Experte: So könnte die neue Frankreich-Regierung aussehen
Die Parlamentswahl in Frankreich ist durch, die Regierungsbildung bleibt unklar. Experte Gilbert Casasus erklärt, wie es weitergehen könnte.
Das Wichtigste in Kürze
- Bei den Parlamentswahlen in Frankreich hat keine Partei die Mehrheit erreicht.
- Premierminister Gabriel Attal hat seinen Rücktritt verkündet.
- Die neue Regierungskoalition könnte schwierig werden.
Die politische Situation hat sich durch die Parlamentswahlen in Frankreich zugespitzt. Entgegen den Erwartungen konnte das Linksbündnis «Neue Volksfront» den zweiten Wahlgang gewinnen. Damit scheint der Rechtsrutsch im Land verhindert.
Keiner der Parteien ist es gelungen, die Mehrheit für sich zu gewinnen. Schlittert das Land nun in ein Chaos? Für den Frankreich-Experten Gilbert Casasus ist das nicht der Fall. Der emeritierte Direktor des Zentrums für Europastudien an der Universität Freiburg schätzt die Lage bei Nau.ch ein.
Nau.ch: Bricht nach dem Rücktritt von Gabriel Attal in Frankreich Chaos aus?
Gilbert Casasus: Jeder amtierende Regierungschef gibt nach einer Parlamentswahl seinen Rücktritt bekannt. Umso mehr, wenn er wie Gabriel Attal über keine Mehrheit verfügt und dementsprechend nicht mehr in der Lage ist, sein Amt auszuüben. Dennoch wird er voraussichtlich noch einige Wochen im Amt bleiben, um beispielsweise die laufenden Geschäfte bis zur Pariser Olympiade zu verwalten. Von Chaos darf somit kaum die Rede sein.

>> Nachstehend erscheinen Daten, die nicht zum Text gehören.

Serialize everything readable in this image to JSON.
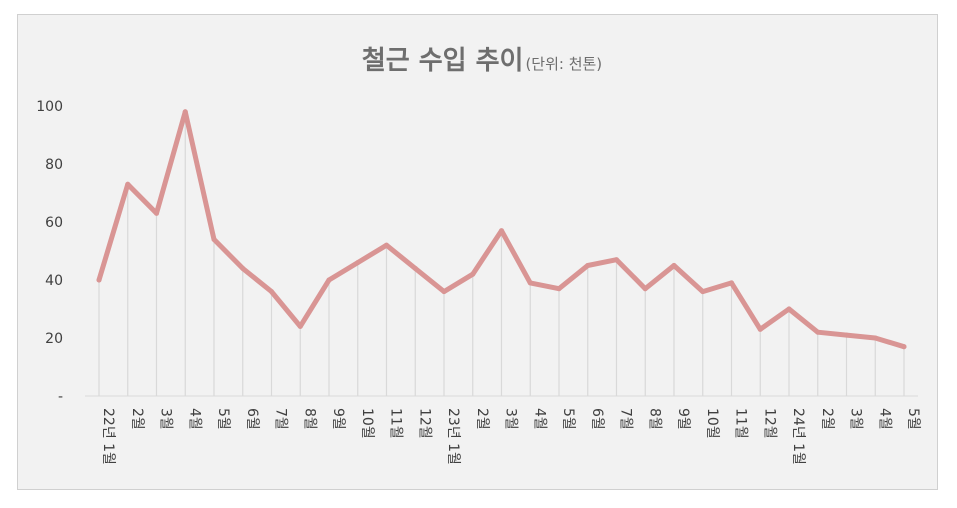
{
  "chart_data": {
    "type": "line",
    "title": "철근 수입 추이",
    "subtitle": "(단위: 천톤)",
    "xlabel": "",
    "ylabel": "",
    "ylim": [
      0,
      100
    ],
    "yticks": [
      {
        "value": 0,
        "label": "-"
      },
      {
        "value": 20,
        "label": "20"
      },
      {
        "value": 40,
        "label": "40"
      },
      {
        "value": 60,
        "label": "60"
      },
      {
        "value": 80,
        "label": "80"
      },
      {
        "value": 100,
        "label": "100"
      }
    ],
    "grid": "vertical drop lines",
    "legend": "none",
    "line_color": "#d99594",
    "drop_line_color": "#d9d9d9",
    "categories": [
      "22년 1월",
      "2월",
      "3월",
      "4월",
      "5월",
      "6월",
      "7월",
      "8월",
      "9월",
      "10월",
      "11월",
      "12월",
      "23년 1월",
      "2월",
      "3월",
      "4월",
      "5월",
      "6월",
      "7월",
      "8월",
      "9월",
      "10월",
      "11월",
      "12월",
      "24년 1월",
      "2월",
      "3월",
      "4월",
      "5월"
    ],
    "series": [
      {
        "values": [
          40,
          73,
          63,
          98,
          54,
          44,
          36,
          24,
          40,
          46,
          52,
          44,
          36,
          42,
          57,
          39,
          37,
          45,
          47,
          37,
          45,
          36,
          39,
          23,
          30,
          22,
          21,
          20,
          17
        ]
      }
    ]
  }
}
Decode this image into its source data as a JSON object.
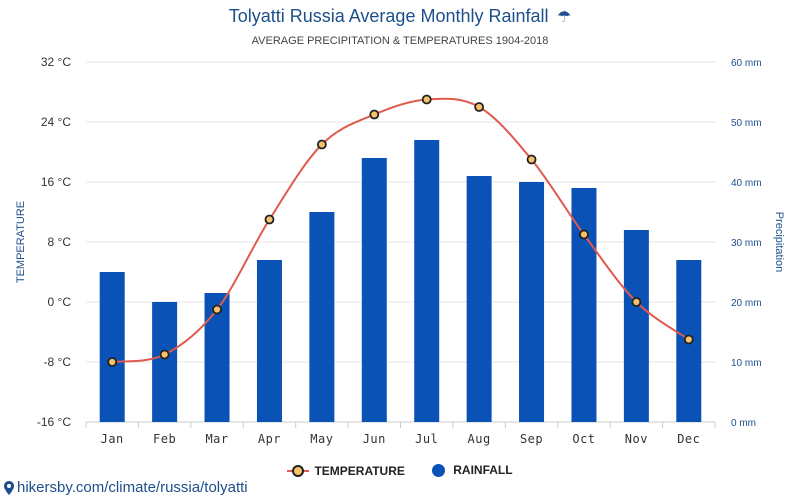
{
  "header": {
    "title": "Tolyatti Russia Average Monthly Rainfall",
    "title_icon": "umbrella-icon",
    "subtitle": "AVERAGE PRECIPITATION & TEMPERATURES 1904-2018"
  },
  "footer": {
    "icon": "location-pin-icon",
    "text": "hikersby.com/climate/russia/tolyatti"
  },
  "colors": {
    "bar": "#0a52b5",
    "line": "#e05a4f",
    "marker_fill": "#f7c26b",
    "marker_stroke": "#222222",
    "title": "#1d4f8c"
  },
  "chart_data": {
    "type": "bar",
    "categories": [
      "Jan",
      "Feb",
      "Mar",
      "Apr",
      "May",
      "Jun",
      "Jul",
      "Aug",
      "Sep",
      "Oct",
      "Nov",
      "Dec"
    ],
    "series": [
      {
        "name": "RAINFALL",
        "type": "bar",
        "axis": "right",
        "unit": "mm",
        "values": [
          25,
          20,
          21.5,
          27,
          35,
          44,
          47,
          41,
          40,
          39,
          32,
          27
        ]
      },
      {
        "name": "TEMPERATURE",
        "type": "line",
        "axis": "left",
        "unit": "°C",
        "values": [
          -8,
          -7,
          -1,
          11,
          21,
          25,
          27,
          26,
          19,
          9,
          0,
          -5
        ]
      }
    ],
    "y_left": {
      "label": "TEMPERATURE",
      "range": [
        -16,
        32
      ],
      "ticks": [
        -16,
        -8,
        0,
        8,
        16,
        24,
        32
      ],
      "tick_labels": [
        "-16 °C",
        "-8 °C",
        "0 °C",
        "8 °C",
        "16 °C",
        "24 °C",
        "32 °C"
      ]
    },
    "y_right": {
      "label": "Precipitation",
      "range": [
        0,
        60
      ],
      "ticks": [
        0,
        10,
        20,
        30,
        40,
        50,
        60
      ],
      "tick_labels": [
        "0 mm",
        "10 mm",
        "20 mm",
        "30 mm",
        "40 mm",
        "50 mm",
        "60 mm"
      ]
    },
    "grid": true,
    "legend_position": "bottom-center"
  }
}
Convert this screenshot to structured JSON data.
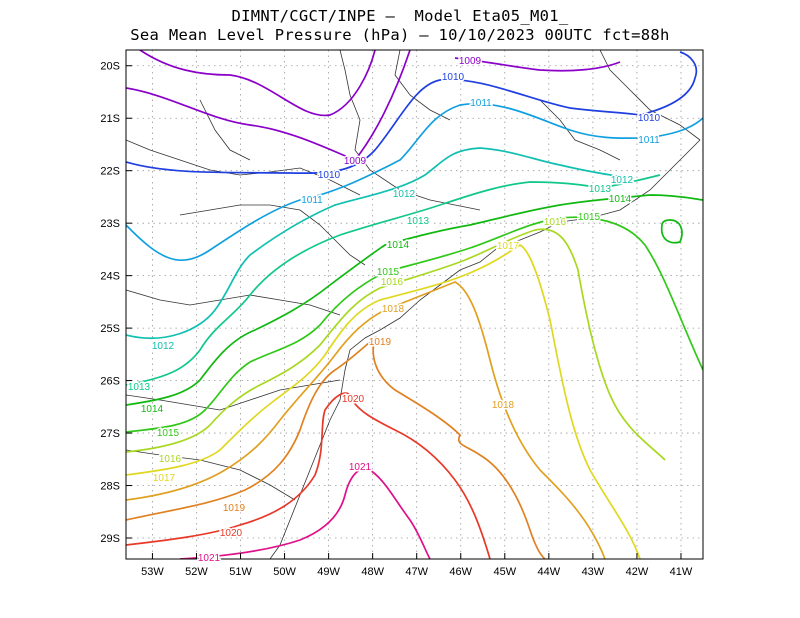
{
  "title": {
    "line1": "DIMNT/CGCT/INPE –  Model Eta05_M01_",
    "line2": "Sea Mean Level Pressure (hPa) – 10/10/2023 00UTC fct=88h"
  },
  "map": {
    "lon_range": [
      -53.6,
      -40.5
    ],
    "lat_range": [
      -29.4,
      -19.7
    ],
    "x_ticks": [
      "53W",
      "52W",
      "51W",
      "50W",
      "49W",
      "48W",
      "47W",
      "46W",
      "45W",
      "44W",
      "43W",
      "42W",
      "41W"
    ],
    "y_ticks": [
      "20S",
      "21S",
      "22S",
      "23S",
      "24S",
      "25S",
      "26S",
      "27S",
      "28S",
      "29S"
    ]
  },
  "contour_labels": [
    {
      "text": "1009",
      "color": "#8b00c8"
    },
    {
      "text": "1009",
      "color": "#8b00c8"
    },
    {
      "text": "1010",
      "color": "#1f3fe0"
    },
    {
      "text": "1010",
      "color": "#1f3fe0"
    },
    {
      "text": "1010",
      "color": "#1f3fe0"
    },
    {
      "text": "1011",
      "color": "#10a0e0"
    },
    {
      "text": "1011",
      "color": "#10a0e0"
    },
    {
      "text": "1011",
      "color": "#10a0e0"
    },
    {
      "text": "1012",
      "color": "#10c0b0"
    },
    {
      "text": "1012",
      "color": "#10c0b0"
    },
    {
      "text": "1012",
      "color": "#10c0b0"
    },
    {
      "text": "1013",
      "color": "#10c888"
    },
    {
      "text": "1013",
      "color": "#10c888"
    },
    {
      "text": "1013",
      "color": "#10c888"
    },
    {
      "text": "1014",
      "color": "#10b810"
    },
    {
      "text": "1014",
      "color": "#10b810"
    },
    {
      "text": "1014",
      "color": "#10b810"
    },
    {
      "text": "1015",
      "color": "#30c818"
    },
    {
      "text": "1015",
      "color": "#30c818"
    },
    {
      "text": "1015",
      "color": "#30c818"
    },
    {
      "text": "1016",
      "color": "#a8d820"
    },
    {
      "text": "1016",
      "color": "#a8d820"
    },
    {
      "text": "1016",
      "color": "#a8d820"
    },
    {
      "text": "1017",
      "color": "#e0d820"
    },
    {
      "text": "1017",
      "color": "#e0d820"
    },
    {
      "text": "1018",
      "color": "#e0a020"
    },
    {
      "text": "1018",
      "color": "#e0a020"
    },
    {
      "text": "1019",
      "color": "#e08020"
    },
    {
      "text": "1019",
      "color": "#e08020"
    },
    {
      "text": "1020",
      "color": "#e83828"
    },
    {
      "text": "1020",
      "color": "#e83828"
    },
    {
      "text": "1021",
      "color": "#e0108a"
    },
    {
      "text": "1021",
      "color": "#e0108a"
    }
  ]
}
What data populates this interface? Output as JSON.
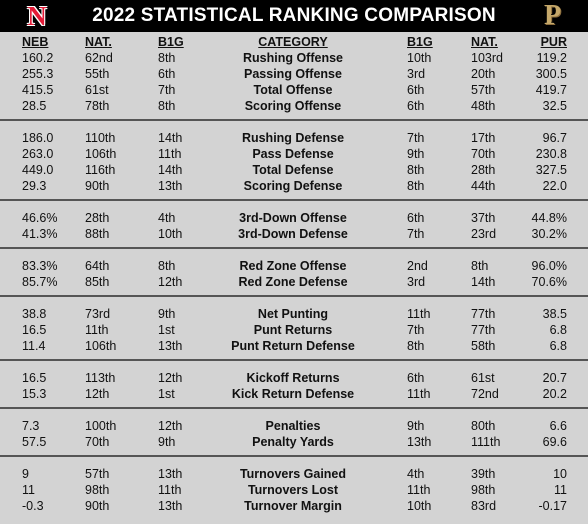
{
  "header": {
    "title": "2022 STATISTICAL RANKING COMPARISON",
    "left_logo": {
      "icon": "nebraska-n-logo-icon",
      "text": "N",
      "color": "#e41c38"
    },
    "right_logo": {
      "icon": "purdue-p-logo-icon",
      "text": "P",
      "color": "#c5a86a"
    }
  },
  "columns": {
    "neb": "NEB",
    "neb_nat": "NAT.",
    "neb_b1g": "B1G",
    "category": "CATEGORY",
    "pur_b1g": "B1G",
    "pur_nat": "NAT.",
    "pur": "PUR"
  },
  "sections": [
    {
      "rows": [
        {
          "neb": "160.2",
          "neb_nat": "62nd",
          "neb_b1g": "8th",
          "category": "Rushing Offense",
          "pur_b1g": "10th",
          "pur_nat": "103rd",
          "pur": "119.2"
        },
        {
          "neb": "255.3",
          "neb_nat": "55th",
          "neb_b1g": "6th",
          "category": "Passing Offense",
          "pur_b1g": "3rd",
          "pur_nat": "20th",
          "pur": "300.5"
        },
        {
          "neb": "415.5",
          "neb_nat": "61st",
          "neb_b1g": "7th",
          "category": "Total Offense",
          "pur_b1g": "6th",
          "pur_nat": "57th",
          "pur": "419.7"
        },
        {
          "neb": "28.5",
          "neb_nat": "78th",
          "neb_b1g": "8th",
          "category": "Scoring Offense",
          "pur_b1g": "6th",
          "pur_nat": "48th",
          "pur": "32.5"
        }
      ]
    },
    {
      "rows": [
        {
          "neb": "186.0",
          "neb_nat": "110th",
          "neb_b1g": "14th",
          "category": "Rushing Defense",
          "pur_b1g": "7th",
          "pur_nat": "17th",
          "pur": "96.7"
        },
        {
          "neb": "263.0",
          "neb_nat": "106th",
          "neb_b1g": "11th",
          "category": "Pass Defense",
          "pur_b1g": "9th",
          "pur_nat": "70th",
          "pur": "230.8"
        },
        {
          "neb": "449.0",
          "neb_nat": "116th",
          "neb_b1g": "14th",
          "category": "Total Defense",
          "pur_b1g": "8th",
          "pur_nat": "28th",
          "pur": "327.5"
        },
        {
          "neb": "29.3",
          "neb_nat": "90th",
          "neb_b1g": "13th",
          "category": "Scoring Defense",
          "pur_b1g": "8th",
          "pur_nat": "44th",
          "pur": "22.0"
        }
      ]
    },
    {
      "rows": [
        {
          "neb": "46.6%",
          "neb_nat": "28th",
          "neb_b1g": "4th",
          "category": "3rd-Down Offense",
          "pur_b1g": "6th",
          "pur_nat": "37th",
          "pur": "44.8%"
        },
        {
          "neb": "41.3%",
          "neb_nat": "88th",
          "neb_b1g": "10th",
          "category": "3rd-Down Defense",
          "pur_b1g": "7th",
          "pur_nat": "23rd",
          "pur": "30.2%"
        }
      ]
    },
    {
      "rows": [
        {
          "neb": "83.3%",
          "neb_nat": "64th",
          "neb_b1g": "8th",
          "category": "Red Zone Offense",
          "pur_b1g": "2nd",
          "pur_nat": "8th",
          "pur": "96.0%"
        },
        {
          "neb": "85.7%",
          "neb_nat": "85th",
          "neb_b1g": "12th",
          "category": "Red Zone Defense",
          "pur_b1g": "3rd",
          "pur_nat": "14th",
          "pur": "70.6%"
        }
      ]
    },
    {
      "rows": [
        {
          "neb": "38.8",
          "neb_nat": "73rd",
          "neb_b1g": "9th",
          "category": "Net Punting",
          "pur_b1g": "11th",
          "pur_nat": "77th",
          "pur": "38.5"
        },
        {
          "neb": "16.5",
          "neb_nat": "11th",
          "neb_b1g": "1st",
          "category": "Punt Returns",
          "pur_b1g": "7th",
          "pur_nat": "77th",
          "pur": "6.8"
        },
        {
          "neb": "11.4",
          "neb_nat": "106th",
          "neb_b1g": "13th",
          "category": "Punt Return Defense",
          "pur_b1g": "8th",
          "pur_nat": "58th",
          "pur": "6.8"
        }
      ]
    },
    {
      "rows": [
        {
          "neb": "16.5",
          "neb_nat": "113th",
          "neb_b1g": "12th",
          "category": "Kickoff Returns",
          "pur_b1g": "6th",
          "pur_nat": "61st",
          "pur": "20.7"
        },
        {
          "neb": "15.3",
          "neb_nat": "12th",
          "neb_b1g": "1st",
          "category": "Kick Return Defense",
          "pur_b1g": "11th",
          "pur_nat": "72nd",
          "pur": "20.2"
        }
      ]
    },
    {
      "rows": [
        {
          "neb": "7.3",
          "neb_nat": "100th",
          "neb_b1g": "12th",
          "category": "Penalties",
          "pur_b1g": "9th",
          "pur_nat": "80th",
          "pur": "6.6"
        },
        {
          "neb": "57.5",
          "neb_nat": "70th",
          "neb_b1g": "9th",
          "category": "Penalty Yards",
          "pur_b1g": "13th",
          "pur_nat": "111th",
          "pur": "69.6"
        }
      ]
    },
    {
      "rows": [
        {
          "neb": "9",
          "neb_nat": "57th",
          "neb_b1g": "13th",
          "category": "Turnovers Gained",
          "pur_b1g": "4th",
          "pur_nat": "39th",
          "pur": "10"
        },
        {
          "neb": "11",
          "neb_nat": "98th",
          "neb_b1g": "11th",
          "category": "Turnovers Lost",
          "pur_b1g": "11th",
          "pur_nat": "98th",
          "pur": "11"
        },
        {
          "neb": "-0.3",
          "neb_nat": "90th",
          "neb_b1g": "13th",
          "category": "Turnover Margin",
          "pur_b1g": "10th",
          "pur_nat": "83rd",
          "pur": "-0.17"
        }
      ]
    }
  ]
}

Nau.ch: Wer könnte das Land nun regieren?
Gilbert Casasus: Um diese Frage zu beantworten, zerbrechen sich alle den Kopf. Es zeichnet sich keine eindeutige Mehrheit ab, weil es keiner Partei gelungen ist, eine absolute Mehrheit zu gewinnen. Demzufolge sollte es zur Bildung einer Regierungskoalition kommen in einem Land, das von solchen Regierungskoalitionen wenig hält. Diese entsprechen weder dem Inhalt und dem Geist der Verfassung noch dem Habitus der französischen Parteilandschaft.
Es wird zum Paradoxon: Frankreich hat ein Mehrheitswahlsystem, das nun zur Bildung einer Regierung führt, welche im Normalfall aus einer Proporzwahl entsteht. Deswegen kann es zu einem Sammelsurium von Parteien kommen, die in der linken Mitte einen gemeinsamen Nenner finden. Die politische Heimat des nächsten Premierministers oder Premierministerin ist links.
Nau.ch: Wie gross ist der Druck auf Mitte-Links, dass sich etwas ändert?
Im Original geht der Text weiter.